"Przeraża nas to odrodzenie się bigoterii i antysemityzmu, a także odrodzony animusz neonazistów, Ku-Klux-Klanu i alt-prawicy" - napisał w liście rabbi Haskel Lookstein, razem z dwoma innymi rabinami z synagogi w Nowym Jorku. "Choć zawsze unikamy polityki, jesteśmy głęboko zaniepokojeni moralną równoważnością i dwuznacznością, jaką prezydent Trump zaprezentował w swojej odpowiedzi na ten akt przemocy" - dodali rabini.

"Módlmy się, aby nasz kraj usłyszał głos tolerancji i pozostał wierny wizji praw człowieka i obywatela" - dodali.

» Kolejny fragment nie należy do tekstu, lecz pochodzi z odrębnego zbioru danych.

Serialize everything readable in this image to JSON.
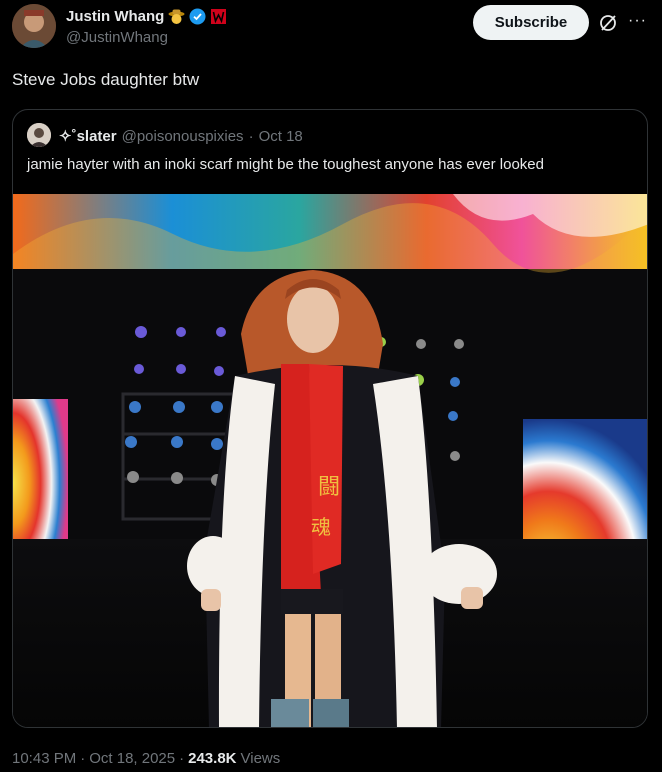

Looksterin jest honorowym rabinem Kongregacji Kehilath Jeshurun, synagogi na Manhattanie, do której uczęszczają córka prezydenta USA Ivanka Trump i jej mąż Jared Kusgner. W 2009 roku przewodniczył konwersji Ivanki na judaizm, przed jej ślubem z Kushnerem.

W sobotę w trakcie wiecu sił skrajnie prawicowych w Charlottesville w stanie Wirginia doszło do aktu terrorystycznego. 20 -letni James Alex Fields jr. z Ohio wjechał na pełnym gazie swym samochodem w inny samochód, otoczony przez tłum przeciwników skrajnych prawicowców. Zginęła 32-letnia kobieta, a 19 osób zostało rannych. Rany w starciach w czasie zamieszek odniosło kilkanaście innych osób. W czasie demonstracji nie brakowało prawicowców z wyciągniętą prawą ręką w hitlerowskim pozdrowieniu.

Trump dolał oliwy do ognia w toczącej się w USA debacie nad wydarzeniami w Charlottesville, broniąc we wtorek swojego pierwszego, wydanego w sobotę, oświadczenia w reakcji na tragedię. - Nie wszyscy, którzy byli w Charlottesville, to neonaziści i biali supremacjoniści - argumentował podczas rozmowy z dziennikarzami.